The patient was lying on the floor, surrounded by blankets. She was breathing; her chest rising and falling in a slow and steady rhythm.

“How long did she seize?” I asked.

“Donno, do I? Just heard a sound, came in here and she was fitting, and then she stopped, like, a minute, I guess, later.”

I took her pulse. Steady at eighty beats per minute. Her blood pressure was one twenty over eighty. Respirations fourteen and steady. She didn’t respond to voice, or touch. Cathy attached the electrodes and printed out a strip from the ECG machine.

The girl wouldn’t wake up.

“I’m stumped,” Cathy admitted a minute or so later.

“Load and go?” I asked.

Cathy bit her lip and then shook her head. “I’ll see if a Delta unit is nearby. Long way to hospital from here and she could code.”

Cathy stepped out of the room, while I slid in an IV as a precaution. The girl still didn’t wake up. I looked around the floor for drug paraphernalia. Nothing stood out to me, but I wasn’t an expert or anything.

Wind against the window. The flickering light of a TV. Old tobacco smoke and the stringent scent of weed. The girl breathed steadily.

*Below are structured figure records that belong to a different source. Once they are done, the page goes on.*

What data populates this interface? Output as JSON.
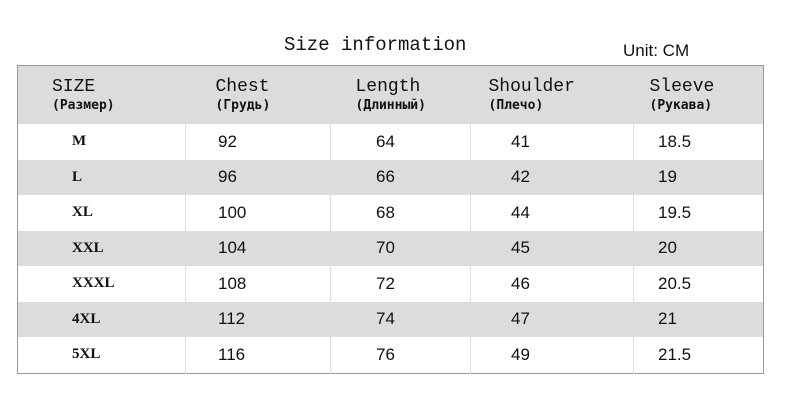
{
  "title": "Size information",
  "unit": "Unit: CM",
  "headers": [
    {
      "en": "SIZE",
      "ru": "(Размер)"
    },
    {
      "en": "Chest",
      "ru": "(Грудь)"
    },
    {
      "en": "Length",
      "ru": "(Длинный)"
    },
    {
      "en": "Shoulder",
      "ru": "(Плечо)"
    },
    {
      "en": "Sleeve",
      "ru": "(Рукава)"
    }
  ],
  "rows": [
    [
      "M",
      "92",
      "64",
      "41",
      "18.5"
    ],
    [
      "L",
      "96",
      "66",
      "42",
      "19"
    ],
    [
      "XL",
      "100",
      "68",
      "44",
      "19.5"
    ],
    [
      "XXL",
      "104",
      "70",
      "45",
      "20"
    ],
    [
      "XXXL",
      "108",
      "72",
      "46",
      "20.5"
    ],
    [
      "4XL",
      "112",
      "74",
      "47",
      "21"
    ],
    [
      "5XL",
      "116",
      "76",
      "49",
      "21.5"
    ]
  ],
  "colors": {
    "header_bg": "#dcdcdc",
    "alt_row_bg": "#dcdcdc",
    "border": "#999999"
  }
}
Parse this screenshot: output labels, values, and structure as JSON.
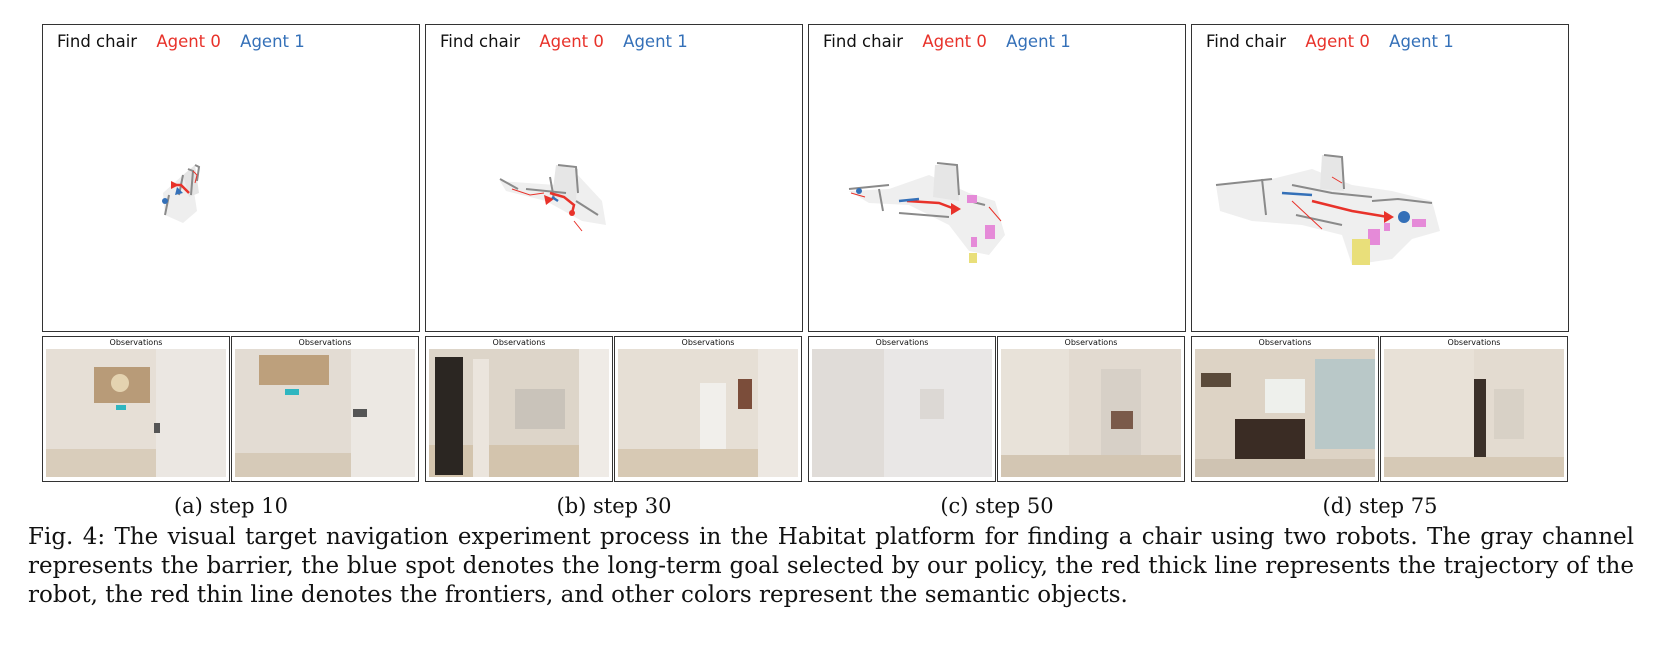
{
  "legend": {
    "goal": "Find chair",
    "agent0": "Agent 0",
    "agent1": "Agent 1"
  },
  "colors": {
    "agent0": "#e8322a",
    "agent1": "#3470b8",
    "barrier": "#8a8a8a",
    "explored": "#eeeeee",
    "semantic_pink": "#e58ad8",
    "semantic_yellow": "#e9df7a"
  },
  "observations_label": "Observations",
  "panels": [
    {
      "caption": "(a) step 10"
    },
    {
      "caption": "(b) step 30"
    },
    {
      "caption": "(c) step 50"
    },
    {
      "caption": "(d) step 75"
    }
  ],
  "figure_caption": "Fig. 4: The visual target navigation experiment process in the Habitat platform for finding a chair using two robots. The gray channel represents the barrier, the blue spot denotes the long-term goal selected by our policy, the red thick line represents the trajectory of the robot, the red thin line denotes the frontiers, and other colors represent the semantic objects."
}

Cathy came in and said, “Delta 10’s on his way. They sent him as backup and forgot to tell us.”

Two AOs on a truck and no paramedic, it made sense.

“Busy night in Comms, maybe,” I said instead of voicing that.

“Yeah, or someone fucked up.”

It was sometimes a bit of ‘us and them’ where the dispatch centre and road staff were concerned. Nothing heated. But definitely present. You were only an ambo if you worked the road. In Comms, you were call staff.

And woe betide anyone who crossed over from here to there.

It just wasn’t done.

I shook my head and made the patient comfortable, but it wasn’t a long wait for the operations manager to turn up.

I heard his voice before I saw him; recognised the tone of it.

“Ah, shit,” Cathy said under her breath. “It’s Ted.” Our station manager who sometimes rode the Delta 10 SUV as backup.

“Ladies,” he said, stepping into the room. “What have we got?”

I gave him the history and vitals, as Cathy crossed her arms over her chest and glared at nothing. I wasn’t sure what had got her knickers in a twist but then Ted reached forward, pressed his knuckles into the patient’s chest, hard, and made the poor girl leap off the floor swearing blindly.

“Shit. I knew it,” I heard Cathy mutter.

“Pseudo seizure,” Ted declared not a second afterwards.

I stared at the patient as she scowled at our station manager—fully conscious and not in the least postictal—and felt about an inch tall.

“Don’t be so hard on yourself,” Ted said to me a few minutes later, outside the address as Cathy packed our gear into the rear of the truck noisily. “You’ll get to recognising the signs soon enough. Your partner, though, should have seen it sooner.”